By Elizabeth M. Blanchard, MD
With so much attention focused on the activities of Congress, the White House, and federal agencies, it’s easy for folks to lose track of what’s happening in their own state. However, individual state governments play a significant role in setting health policy by regulating health care providers, insurance companies, and state Medicaid programs, as well as by serving as laboratories for health policy. When one state enacts a law or regulation, it often becomes a model for other states and the federal government.
ASCO and its State Affiliates partner to advocate on a range of policies that impact patients with cancer and their oncology care team. There are a few issue areas that were a big focus during the 2017-2018 session and will likely continue to be a priority during the 2019-2020 legislative sessions:
- Opioids: Opioid legislation is a step towards curbing the opioid crisis, but it is also important that patients with cancer-related pain have adequate access to pain relief. In 2018 alone, ASCO tracked more than 125 opioids-related bills, and between 2017-2018, the Society worked with affiliates in 16 states on comment letters and testimony that provided lawmakers with the oncology perspective on relevant legislation. Opioids-related legislation is anticipated to be introduced in all 50 states over the course of the next two years.
- Oral Parity: During the last legislative session, ASCO partnered with four societies to hold Advocacy Days, submit testimony, write letters of support, and send letters to lawmakers on the importance of ensuring parity for oral anti-cancer drugs. While oral parity legislation did not pass in any state in 2017-2018, activity on this issue is expected to continue into 2019.

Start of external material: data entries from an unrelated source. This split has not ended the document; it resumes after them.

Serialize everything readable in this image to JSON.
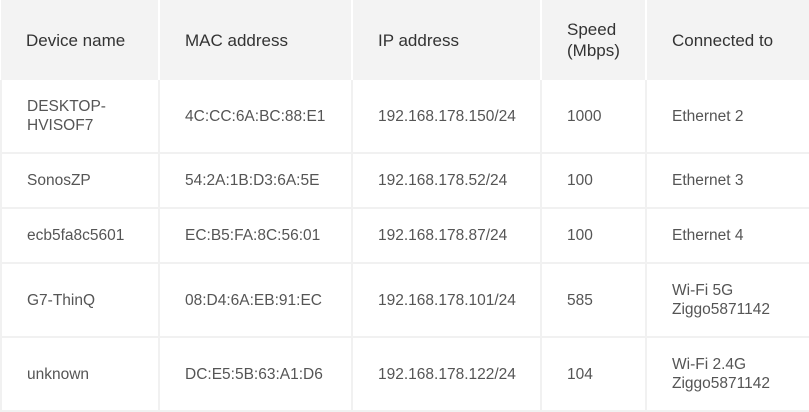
{
  "table": {
    "headers": {
      "device_name": "Device name",
      "mac_address": "MAC address",
      "ip_address": "IP address",
      "speed_line1": "Speed",
      "speed_line2": "(Mbps)",
      "connected_to": "Connected to"
    },
    "rows": [
      {
        "device_name_line1": "DESKTOP-",
        "device_name_line2": "HVISOF7",
        "mac": "4C:CC:6A:BC:88:E1",
        "ip": "192.168.178.150/24",
        "speed": "1000",
        "connected_line1": "Ethernet 2",
        "connected_line2": ""
      },
      {
        "device_name_line1": "SonosZP",
        "device_name_line2": "",
        "mac": "54:2A:1B:D3:6A:5E",
        "ip": "192.168.178.52/24",
        "speed": "100",
        "connected_line1": "Ethernet 3",
        "connected_line2": ""
      },
      {
        "device_name_line1": "ecb5fa8c5601",
        "device_name_line2": "",
        "mac": "EC:B5:FA:8C:56:01",
        "ip": "192.168.178.87/24",
        "speed": "100",
        "connected_line1": "Ethernet 4",
        "connected_line2": ""
      },
      {
        "device_name_line1": "G7-ThinQ",
        "device_name_line2": "",
        "mac": "08:D4:6A:EB:91:EC",
        "ip": "192.168.178.101/24",
        "speed": "585",
        "connected_line1": "Wi-Fi 5G",
        "connected_line2": "Ziggo5871142"
      },
      {
        "device_name_line1": "unknown",
        "device_name_line2": "",
        "mac": "DC:E5:5B:63:A1:D6",
        "ip": "192.168.178.122/24",
        "speed": "104",
        "connected_line1": "Wi-Fi 2.4G",
        "connected_line2": "Ziggo5871142"
      }
    ]
  }
}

- Utilization Management: Step therapy requires a patient to try and fail a therapy before getting access to the drug prescribed to them. The governors of Illinois and Colorado signed into law legislation to prohibit insurers from imposing step therapy on drugs for patients with stage IV cancer. These bills, which ASCO supported, served as a model for similar legislation in Pennsylvania, which will be re-introduced this year.
- Fertility Preservation: During the 2017-2018 legislative session, five states (Connecticut, Delaware, Illinois, Maryland, and Rhode Island) passed fertility preservation legislation that aligns with ASCO’s fertility preservation guidelines, and several others considered the legislation last year. Other states are expected to introduce similar legislation during the 2019-2020 session. This is such an important issue for our cancer survivors.
- Medicaid Waivers: This past summer, ASCO released a policy statement on Medicaid waivers in the states, which allows the Society to monitor and comment on waiver proposals that impact cancer care quality and access in states including Alabama, Maine, Michigan, and Tennessee. Many patients are not able to work during cancer therapy, though in some states, their benefits are dependent on it.
- Tobacco: In 2018, Massachusetts became the sixth state to raise the legal age to buy tobacco to 21. Florida, Rhode Island, Washington, and West Virginia all considered legislation in 2017-2018 that would raise the legal age to buy tobacco in their respective states. Although these bills weren’t signed into law, all four states—along with several others—are expected to consider similar legislation in 2019-2020.
ASCO has developed resources to help its members make their voices heard in their own states. Learn more about the state legislative process, legislative activity in your state, and send messages directly to your state representatives via the ACT Network. You can also learn more about ASCO’s state advocacy activities online.
Dr. Blanchard is the chair of ASCO’s State Affiliate Council and the chief of Hematology/Oncology at Southcoast Heath, a community hospital system located in southeastern Massachusetts. She practices community oncology with a specialty in lung cancers and supportive care.